There are now quite a number of female managers and publishers of newspapers in the United States. They do not push themselves forward or make themselves very conspicuous in their profession. They are not propagandists; they are simply getting a living, and making what money they can without ostentation. Iowa has three lady editors: Mrs. Mary L. Morey, of the Jefferson Era, Mrs. Mary Hartshorn, of the Corydon Monitor, and Mrs. Mary Reed, of the Wright County Register. But, apart from these, the modern female journalists are smart and demonstrative. They start for the amelioration of woman. All else must subserve that point. Woman is a wretched slave, with nothing to wear. The Revolution was established for her emancipation, and edited, for some time, by Susan B. Anthony. In May, 1870, she disposed of her interest to Laura C. Bullard, of Brooklyn, who then became its editor.
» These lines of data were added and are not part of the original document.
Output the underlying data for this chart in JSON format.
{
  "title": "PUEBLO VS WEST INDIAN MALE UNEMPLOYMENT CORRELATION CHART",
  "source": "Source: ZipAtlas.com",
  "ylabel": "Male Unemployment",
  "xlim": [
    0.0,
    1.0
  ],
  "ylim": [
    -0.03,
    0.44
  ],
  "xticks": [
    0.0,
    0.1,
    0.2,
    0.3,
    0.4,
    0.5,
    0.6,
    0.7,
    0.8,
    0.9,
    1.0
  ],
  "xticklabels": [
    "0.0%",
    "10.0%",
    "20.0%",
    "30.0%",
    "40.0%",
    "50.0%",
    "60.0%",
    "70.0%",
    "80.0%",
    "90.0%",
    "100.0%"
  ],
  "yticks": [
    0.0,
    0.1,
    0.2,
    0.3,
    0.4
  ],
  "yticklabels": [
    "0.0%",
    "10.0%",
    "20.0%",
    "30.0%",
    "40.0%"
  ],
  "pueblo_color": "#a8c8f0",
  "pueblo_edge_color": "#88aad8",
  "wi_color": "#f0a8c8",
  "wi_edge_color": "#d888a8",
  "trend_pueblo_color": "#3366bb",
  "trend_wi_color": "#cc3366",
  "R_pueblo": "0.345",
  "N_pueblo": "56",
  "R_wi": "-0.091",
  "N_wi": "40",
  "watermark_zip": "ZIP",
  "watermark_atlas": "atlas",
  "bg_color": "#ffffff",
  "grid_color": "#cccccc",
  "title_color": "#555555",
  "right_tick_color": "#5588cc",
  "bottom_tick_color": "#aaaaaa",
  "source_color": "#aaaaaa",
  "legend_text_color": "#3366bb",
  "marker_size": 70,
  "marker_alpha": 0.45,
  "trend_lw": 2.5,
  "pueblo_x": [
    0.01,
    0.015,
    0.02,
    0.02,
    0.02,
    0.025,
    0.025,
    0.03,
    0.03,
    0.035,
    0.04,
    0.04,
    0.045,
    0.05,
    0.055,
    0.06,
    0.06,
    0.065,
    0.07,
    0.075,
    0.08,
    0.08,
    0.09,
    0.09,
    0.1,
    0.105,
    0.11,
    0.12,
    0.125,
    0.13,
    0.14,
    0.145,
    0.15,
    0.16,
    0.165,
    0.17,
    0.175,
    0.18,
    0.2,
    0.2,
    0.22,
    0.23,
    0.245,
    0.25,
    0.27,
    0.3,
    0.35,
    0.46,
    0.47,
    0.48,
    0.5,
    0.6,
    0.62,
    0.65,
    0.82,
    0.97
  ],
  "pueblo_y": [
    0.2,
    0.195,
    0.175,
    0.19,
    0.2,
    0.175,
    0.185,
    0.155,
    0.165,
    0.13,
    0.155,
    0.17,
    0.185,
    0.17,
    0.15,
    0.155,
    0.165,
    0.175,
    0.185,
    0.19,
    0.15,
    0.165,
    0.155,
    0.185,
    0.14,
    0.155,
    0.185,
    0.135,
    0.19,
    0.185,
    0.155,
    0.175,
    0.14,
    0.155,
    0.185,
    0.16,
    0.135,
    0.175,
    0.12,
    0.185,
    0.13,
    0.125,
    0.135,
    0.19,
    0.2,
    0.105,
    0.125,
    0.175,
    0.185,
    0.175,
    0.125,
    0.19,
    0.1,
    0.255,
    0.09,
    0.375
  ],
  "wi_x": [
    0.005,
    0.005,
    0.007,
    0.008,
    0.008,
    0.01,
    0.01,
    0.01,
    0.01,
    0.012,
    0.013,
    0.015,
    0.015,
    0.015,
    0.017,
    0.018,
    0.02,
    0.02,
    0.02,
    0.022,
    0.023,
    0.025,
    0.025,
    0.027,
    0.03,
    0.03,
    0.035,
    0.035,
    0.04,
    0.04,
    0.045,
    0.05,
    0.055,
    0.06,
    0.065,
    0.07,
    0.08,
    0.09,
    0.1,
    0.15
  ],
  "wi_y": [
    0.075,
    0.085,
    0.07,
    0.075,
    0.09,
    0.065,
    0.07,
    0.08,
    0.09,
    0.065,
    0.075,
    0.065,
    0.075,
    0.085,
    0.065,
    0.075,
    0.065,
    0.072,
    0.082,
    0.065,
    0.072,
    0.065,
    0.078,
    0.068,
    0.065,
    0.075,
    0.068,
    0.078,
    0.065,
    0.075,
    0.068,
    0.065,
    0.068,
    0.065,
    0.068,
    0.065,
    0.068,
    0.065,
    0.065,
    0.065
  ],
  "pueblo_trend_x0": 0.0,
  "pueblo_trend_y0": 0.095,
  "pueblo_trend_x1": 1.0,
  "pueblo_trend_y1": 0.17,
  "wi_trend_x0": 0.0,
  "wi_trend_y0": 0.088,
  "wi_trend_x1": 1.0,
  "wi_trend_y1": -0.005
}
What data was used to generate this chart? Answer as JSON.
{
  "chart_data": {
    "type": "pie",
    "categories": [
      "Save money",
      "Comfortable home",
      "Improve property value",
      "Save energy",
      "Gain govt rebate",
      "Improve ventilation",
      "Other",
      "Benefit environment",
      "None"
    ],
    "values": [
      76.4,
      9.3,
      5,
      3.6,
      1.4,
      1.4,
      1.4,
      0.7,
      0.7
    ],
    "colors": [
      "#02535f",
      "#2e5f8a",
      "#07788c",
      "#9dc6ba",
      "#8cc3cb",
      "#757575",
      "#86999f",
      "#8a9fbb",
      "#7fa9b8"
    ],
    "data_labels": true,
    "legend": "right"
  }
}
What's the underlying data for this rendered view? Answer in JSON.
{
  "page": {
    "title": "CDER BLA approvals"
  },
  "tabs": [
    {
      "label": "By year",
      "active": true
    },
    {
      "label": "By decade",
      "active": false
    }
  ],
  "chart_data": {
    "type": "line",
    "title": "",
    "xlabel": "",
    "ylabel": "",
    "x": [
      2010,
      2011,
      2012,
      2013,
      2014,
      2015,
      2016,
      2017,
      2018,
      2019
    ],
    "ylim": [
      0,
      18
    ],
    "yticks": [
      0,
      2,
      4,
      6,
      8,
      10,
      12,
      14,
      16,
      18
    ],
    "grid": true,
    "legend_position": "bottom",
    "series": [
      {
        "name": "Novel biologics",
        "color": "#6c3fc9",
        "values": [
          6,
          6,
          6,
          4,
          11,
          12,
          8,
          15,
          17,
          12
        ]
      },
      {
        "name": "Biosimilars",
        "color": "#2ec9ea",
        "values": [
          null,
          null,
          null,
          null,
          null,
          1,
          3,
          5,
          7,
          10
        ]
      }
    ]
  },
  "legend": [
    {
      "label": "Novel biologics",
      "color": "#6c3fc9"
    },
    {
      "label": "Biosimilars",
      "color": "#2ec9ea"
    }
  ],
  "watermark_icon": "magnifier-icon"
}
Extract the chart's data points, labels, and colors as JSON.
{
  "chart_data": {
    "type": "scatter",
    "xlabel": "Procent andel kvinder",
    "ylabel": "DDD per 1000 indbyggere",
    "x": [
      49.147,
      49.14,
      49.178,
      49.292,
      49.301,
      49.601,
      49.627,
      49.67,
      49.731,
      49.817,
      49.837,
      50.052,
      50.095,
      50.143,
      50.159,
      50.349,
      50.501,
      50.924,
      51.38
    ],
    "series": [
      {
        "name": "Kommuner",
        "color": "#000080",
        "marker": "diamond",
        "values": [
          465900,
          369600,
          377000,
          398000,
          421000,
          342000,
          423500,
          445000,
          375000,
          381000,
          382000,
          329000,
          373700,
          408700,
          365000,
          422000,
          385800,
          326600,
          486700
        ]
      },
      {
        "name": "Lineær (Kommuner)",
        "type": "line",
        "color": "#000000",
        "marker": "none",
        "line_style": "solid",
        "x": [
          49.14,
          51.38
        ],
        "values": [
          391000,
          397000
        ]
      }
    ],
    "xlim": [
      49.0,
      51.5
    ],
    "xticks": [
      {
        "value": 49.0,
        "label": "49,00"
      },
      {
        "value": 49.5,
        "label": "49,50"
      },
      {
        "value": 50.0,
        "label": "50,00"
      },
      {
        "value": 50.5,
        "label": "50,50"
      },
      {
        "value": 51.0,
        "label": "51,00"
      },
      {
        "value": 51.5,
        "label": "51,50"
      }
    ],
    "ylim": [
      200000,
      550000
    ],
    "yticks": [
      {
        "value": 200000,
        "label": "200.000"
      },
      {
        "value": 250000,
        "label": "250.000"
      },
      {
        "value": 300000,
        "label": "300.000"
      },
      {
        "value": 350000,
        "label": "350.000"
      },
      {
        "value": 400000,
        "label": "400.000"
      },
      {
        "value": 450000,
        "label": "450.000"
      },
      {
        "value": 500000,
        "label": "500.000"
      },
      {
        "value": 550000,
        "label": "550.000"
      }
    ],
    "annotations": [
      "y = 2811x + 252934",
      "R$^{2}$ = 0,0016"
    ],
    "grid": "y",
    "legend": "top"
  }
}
The paper is owned in shares. Theodore Tilton, of the Golden Age, it is said, is one of the shareholders. The Revolution has been the leading organ of the Sorosis, or Woman's Rights Party, from its inception. Some idea of the scope of its principles and doctrines may be gathered from the following neatly-worded extract from that paper:

Multitudes of our noblest girls are perishing for something to do. The hope of marriage, all we offer girls, is not enough to feed an immortal mind; and if that goal is never reached, what then? The more fire and genius a girl has, with no outlets for her powers, the more complete is her misery when all these forces are turned back upon herself. The pent-up fires, that might have glowed with living words of eloquence in courts of justice, in the pulpit, or on the stage, are to-day consuming their victims in idiot and insane asylums, in domestic discontent and disgust, in peevish wailings about, in the vain pursuit of pleasure and fashion, longing for that peace that is found only in action.

Another paper was issued in New York in 1869 by the female bankers and brokers of Broad Street. It is called Woodhull & Claflin's Weekly. It was a sixteen-page paper, and dealt in finance and fashion, stock-jobbing and strong-minded women, sporting and sorosis, politics and president-making, supporting a woman even for the executive mansion. This periodical is edited by Victoria C.